On Thursday afternoon public health officials in Nueces County took action that would require public and charter schools within the boundaries of Nueces to hold no in-person classes until at least September 8, 2020 in light of the ongoing coronavirus pandemic. The order is not unique to Nueces County. The order mimicked similar decrees in El Paso and Laredo which earlier in the week set the stage for a potential showdown with Gov. Greg Abbott, who overruled local governments in the early weeks of the pandemic as they made attempts to shutdown private businesses. So what is the argument? Private Schools.
In the state of Texas, private schools that receive no state funding operate as private businesses and have been largely spared from the argument until now. But those who work in the industry feel as if they are now being drawn into the fight.
Leanne Isom with Arlington Heights Christian School says that she raised her concerns at a conference call that took place on Thursday afternoon between operators of private schools in Nueces County and local leaders.
Isom said that the call included representatives from various private schools around the area including Annapolis Christian Academy, Yorktown and First Baptist.
“We sent out our coronavirus plan last week to parents,” Isom said Thursday night. “We have had nothing but positive feedback from parents.”
Isom said points out that they have had children in their facility all summer long because parents have to work. So far, what they are doing seems to be working because they have had no cases of coronavirus at their facility.
“We can social distance and we can take precautions that many public schools cannot take,” Isom said. “I mean we do not let the UPS carrier or mail carrier in the building. No unnecessary entry at all.”
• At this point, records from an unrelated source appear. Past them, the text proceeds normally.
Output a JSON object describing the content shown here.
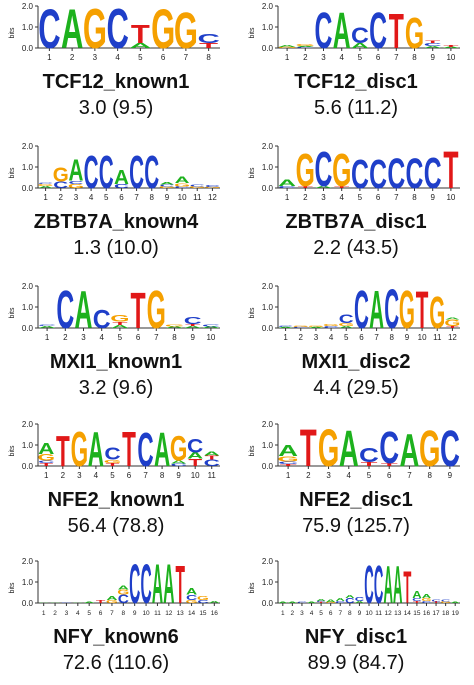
{
  "colors": {
    "A": "#1db11d",
    "C": "#1f3fc9",
    "G": "#f5a000",
    "T": "#e11818",
    "axis": "#333333"
  },
  "axis": {
    "ylabel": "bits",
    "ticks": [
      "0.0",
      "1.0",
      "2.0"
    ]
  },
  "panels": [
    {
      "id": "tcf12-known1",
      "title": "TCF12_known1",
      "score": "3.0 (9.5)",
      "positions": [
        [
          [
            "C",
            1.9
          ]
        ],
        [
          [
            "A",
            1.9
          ]
        ],
        [
          [
            "G",
            1.95
          ]
        ],
        [
          [
            "C",
            1.95
          ]
        ],
        [
          [
            "A",
            0.25
          ],
          [
            "T",
            0.9
          ]
        ],
        [
          [
            "G",
            1.9
          ]
        ],
        [
          [
            "G",
            1.75
          ]
        ],
        [
          [
            "T",
            0.25
          ],
          [
            "C",
            0.45
          ]
        ]
      ]
    },
    {
      "id": "tcf12-disc1",
      "title": "TCF12_disc1",
      "score": "5.6 (11.2)",
      "positions": [
        [
          [
            "G",
            0.05
          ],
          [
            "A",
            0.1
          ]
        ],
        [
          [
            "C",
            0.05
          ],
          [
            "A",
            0.05
          ],
          [
            "G",
            0.1
          ]
        ],
        [
          [
            "C",
            1.75
          ]
        ],
        [
          [
            "A",
            1.75
          ]
        ],
        [
          [
            "A",
            0.25
          ],
          [
            "C",
            0.75
          ]
        ],
        [
          [
            "C",
            1.75
          ]
        ],
        [
          [
            "T",
            1.7
          ]
        ],
        [
          [
            "G",
            1.5
          ]
        ],
        [
          [
            "A",
            0.1
          ],
          [
            "C",
            0.15
          ],
          [
            "T",
            0.12
          ]
        ],
        [
          [
            "A",
            0.05
          ],
          [
            "T",
            0.1
          ]
        ]
      ]
    },
    {
      "id": "zbtb7a-known4",
      "title": "ZBTB7A_known4",
      "score": "1.3 (10.0)",
      "positions": [
        [
          [
            "A",
            0.1
          ],
          [
            "G",
            0.08
          ],
          [
            "C",
            0.06
          ]
        ],
        [
          [
            "C",
            0.3
          ],
          [
            "G",
            0.7
          ]
        ],
        [
          [
            "G",
            0.2
          ],
          [
            "C",
            0.15
          ],
          [
            "A",
            1.05
          ]
        ],
        [
          [
            "C",
            1.6
          ]
        ],
        [
          [
            "C",
            1.6
          ]
        ],
        [
          [
            "C",
            0.2
          ],
          [
            "A",
            0.7
          ]
        ],
        [
          [
            "C",
            1.6
          ]
        ],
        [
          [
            "C",
            1.6
          ]
        ],
        [
          [
            "G",
            0.08
          ],
          [
            "C",
            0.08
          ],
          [
            "A",
            0.12
          ]
        ],
        [
          [
            "C",
            0.08
          ],
          [
            "G",
            0.15
          ],
          [
            "A",
            0.3
          ]
        ],
        [
          [
            "G",
            0.08
          ],
          [
            "C",
            0.1
          ]
        ],
        [
          [
            "G",
            0.05
          ],
          [
            "C",
            0.1
          ]
        ]
      ]
    },
    {
      "id": "zbtb7a-disc1",
      "title": "ZBTB7A_disc1",
      "score": "2.2 (43.5)",
      "positions": [
        [
          [
            "C",
            0.1
          ],
          [
            "A",
            0.3
          ]
        ],
        [
          [
            "T",
            0.1
          ],
          [
            "G",
            1.6
          ]
        ],
        [
          [
            "A",
            0.1
          ],
          [
            "C",
            1.7
          ]
        ],
        [
          [
            "T",
            0.1
          ],
          [
            "G",
            1.6
          ]
        ],
        [
          [
            "C",
            1.4
          ]
        ],
        [
          [
            "C",
            1.4
          ]
        ],
        [
          [
            "C",
            1.45
          ]
        ],
        [
          [
            "C",
            1.45
          ]
        ],
        [
          [
            "C",
            1.5
          ]
        ],
        [
          [
            "T",
            1.8
          ]
        ]
      ]
    },
    {
      "id": "mxi1-known1",
      "title": "MXI1_known1",
      "score": "3.2 (9.6)",
      "positions": [
        [
          [
            "A",
            0.1
          ],
          [
            "C",
            0.05
          ]
        ],
        [
          [
            "C",
            1.85
          ]
        ],
        [
          [
            "A",
            1.8
          ]
        ],
        [
          [
            "C",
            0.9
          ]
        ],
        [
          [
            "A",
            0.15
          ],
          [
            "T",
            0.15
          ],
          [
            "G",
            0.3
          ]
        ],
        [
          [
            "T",
            1.75
          ]
        ],
        [
          [
            "G",
            1.85
          ]
        ],
        [
          [
            "A",
            0.08
          ],
          [
            "G",
            0.08
          ]
        ],
        [
          [
            "A",
            0.1
          ],
          [
            "T",
            0.1
          ],
          [
            "C",
            0.35
          ]
        ],
        [
          [
            "A",
            0.08
          ],
          [
            "C",
            0.08
          ]
        ]
      ]
    },
    {
      "id": "mxi1-disc2",
      "title": "MXI1_disc2",
      "score": "4.4 (29.5)",
      "positions": [
        [
          [
            "A",
            0.05
          ],
          [
            "C",
            0.05
          ]
        ],
        [
          [
            "C",
            0.05
          ],
          [
            "G",
            0.05
          ]
        ],
        [
          [
            "A",
            0.05
          ],
          [
            "G",
            0.05
          ]
        ],
        [
          [
            "C",
            0.1
          ],
          [
            "G",
            0.1
          ]
        ],
        [
          [
            "A",
            0.1
          ],
          [
            "G",
            0.15
          ],
          [
            "C",
            0.4
          ]
        ],
        [
          [
            "C",
            1.85
          ]
        ],
        [
          [
            "A",
            1.85
          ]
        ],
        [
          [
            "C",
            1.9
          ]
        ],
        [
          [
            "G",
            1.85
          ]
        ],
        [
          [
            "T",
            1.8
          ]
        ],
        [
          [
            "G",
            1.55
          ]
        ],
        [
          [
            "T",
            0.1
          ],
          [
            "G",
            0.3
          ],
          [
            "A",
            0.08
          ]
        ]
      ]
    },
    {
      "id": "nfe2-known1",
      "title": "NFE2_known1",
      "score": "56.4 (78.8)",
      "positions": [
        [
          [
            "T",
            0.15
          ],
          [
            "C",
            0.12
          ],
          [
            "G",
            0.3
          ],
          [
            "A",
            0.55
          ]
        ],
        [
          [
            "T",
            1.5
          ]
        ],
        [
          [
            "G",
            1.7
          ]
        ],
        [
          [
            "A",
            1.7
          ]
        ],
        [
          [
            "T",
            0.15
          ],
          [
            "G",
            0.15
          ],
          [
            "C",
            0.6
          ]
        ],
        [
          [
            "T",
            1.7
          ]
        ],
        [
          [
            "C",
            1.65
          ]
        ],
        [
          [
            "A",
            1.65
          ]
        ],
        [
          [
            "C",
            0.12
          ],
          [
            "A",
            0.15
          ],
          [
            "G",
            1.2
          ]
        ],
        [
          [
            "T",
            0.35
          ],
          [
            "A",
            0.3
          ],
          [
            "C",
            0.65
          ]
        ],
        [
          [
            "C",
            0.3
          ],
          [
            "T",
            0.2
          ],
          [
            "A",
            0.2
          ]
        ]
      ]
    },
    {
      "id": "nfe2-disc1",
      "title": "NFE2_disc1",
      "score": "75.9 (125.7)",
      "positions": [
        [
          [
            "T",
            0.1
          ],
          [
            "C",
            0.12
          ],
          [
            "G",
            0.25
          ],
          [
            "A",
            0.55
          ]
        ],
        [
          [
            "T",
            1.8
          ]
        ],
        [
          [
            "G",
            1.8
          ]
        ],
        [
          [
            "A",
            1.75
          ]
        ],
        [
          [
            "T",
            0.2
          ],
          [
            "C",
            0.7
          ]
        ],
        [
          [
            "T",
            0.15
          ],
          [
            "C",
            1.55
          ]
        ],
        [
          [
            "A",
            1.6
          ]
        ],
        [
          [
            "G",
            1.75
          ]
        ],
        [
          [
            "C",
            1.75
          ]
        ]
      ]
    },
    {
      "id": "nfy-known6",
      "title": "NFY_known6",
      "score": "72.6 (110.6)",
      "positions": [
        [
          [
            "A",
            0.02
          ]
        ],
        [
          [
            "A",
            0.02
          ]
        ],
        [
          [
            "C",
            0.02
          ]
        ],
        [
          [
            "A",
            0.03
          ]
        ],
        [
          [
            "A",
            0.05
          ]
        ],
        [
          [
            "T",
            0.15
          ]
        ],
        [
          [
            "G",
            0.15
          ],
          [
            "A",
            0.2
          ]
        ],
        [
          [
            "C",
            0.4
          ],
          [
            "G",
            0.25
          ],
          [
            "A",
            0.2
          ]
        ],
        [
          [
            "C",
            1.9
          ]
        ],
        [
          [
            "C",
            1.9
          ]
        ],
        [
          [
            "A",
            1.9
          ]
        ],
        [
          [
            "A",
            1.9
          ]
        ],
        [
          [
            "T",
            1.85
          ]
        ],
        [
          [
            "G",
            0.15
          ],
          [
            "C",
            0.25
          ],
          [
            "A",
            0.3
          ]
        ],
        [
          [
            "C",
            0.15
          ],
          [
            "G",
            0.2
          ]
        ],
        [
          [
            "A",
            0.08
          ]
        ]
      ]
    },
    {
      "id": "nfy-disc1",
      "title": "NFY_disc1",
      "score": "89.9 (84.7)",
      "positions": [
        [
          [
            "A",
            0.05
          ]
        ],
        [
          [
            "A",
            0.05
          ]
        ],
        [
          [
            "C",
            0.05
          ]
        ],
        [
          [
            "A",
            0.05
          ]
        ],
        [
          [
            "T",
            0.05
          ],
          [
            "C",
            0.05
          ],
          [
            "A",
            0.08
          ]
        ],
        [
          [
            "G",
            0.05
          ],
          [
            "A",
            0.12
          ]
        ],
        [
          [
            "C",
            0.1
          ],
          [
            "A",
            0.15
          ]
        ],
        [
          [
            "C",
            0.25
          ],
          [
            "A",
            0.15
          ]
        ],
        [
          [
            "A",
            0.1
          ],
          [
            "C",
            0.2
          ]
        ],
        [
          [
            "C",
            1.85
          ]
        ],
        [
          [
            "C",
            1.85
          ]
        ],
        [
          [
            "A",
            1.8
          ]
        ],
        [
          [
            "A",
            1.8
          ]
        ],
        [
          [
            "T",
            1.55
          ]
        ],
        [
          [
            "T",
            0.1
          ],
          [
            "C",
            0.15
          ],
          [
            "A",
            0.35
          ]
        ],
        [
          [
            "C",
            0.1
          ],
          [
            "G",
            0.15
          ],
          [
            "A",
            0.2
          ]
        ],
        [
          [
            "T",
            0.08
          ],
          [
            "C",
            0.1
          ]
        ],
        [
          [
            "G",
            0.08
          ],
          [
            "C",
            0.08
          ]
        ],
        [
          [
            "A",
            0.05
          ]
        ]
      ]
    }
  ]
}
Isom said that their plan includes temperature checks and monitoring for students and staff and that they have gone out of their way to make things safe for everybody. Just last week, they did what many public schools were not doing—they held sports camps. Isom noted how there still has not been a problem one.
“I am ready to fight this,” Isom said Thursday night. “We operate as a private business and the Governor has issued an exemption for private schools.”
Isom said that she pointed that very thing out on the video conference with local leaders on Thursday and made clear her point of view. Even Corpus Christi Mayor Joe McComb seemed to agree with her.
“Mayor McComb said that he agreed that he doesn’t believe that local government can force private schools such as Arlington Heights and others be grouped in under this order,” Isom said. “But then Judge Canales stepped in and she started insisting that local government does have the right to do this.”
BUT DO THEY?
If local government do or if they do not is ultimately a question that Gov. Greg Abbott may have to decide for everybody because at their heart private schools are really private businesses that survive off of tuition that parents pay and in the past, Gov. Abbott has stood beside them.
We reached out to Gov. Abbott’s office on Thursday to see if he will allow local school closure orders to stand or what conditions would prompt him to issue an executive order halting in-person instruction for everybody or if he would allow his current exemption to stand. So far, gov. Abbott’s office has not responded to requests for comment.
As for Isom, she says that she has reach out to the The Texas Private School Accreditation Commission (TEPSAC) for help. They have assured her that they are ready for a fight there needs to be one and Isom is ready to join in on it for her students, her staff and the families that she serves.
“Judge Canales told us how teachers and parents are not wanting to return to school,” Isom said. “But mine are ready. Our staff have said that they are ready and so have our students and parents.”
Isom points out that public schools will survive this shut down while private schools will not. And she has a fair enough point. But what about the kids and their safety?
Experts on both side of the issue have good enough reasoning both ways. The public seems to be split 50/50 on the topic and there is no easy way out on this one.
Isom says that she has reached out to lawmakers, policymakers and even to the Attorney General for help.
“I’m ready for a fight,” she says. “But I don’t know what that fight looks like.”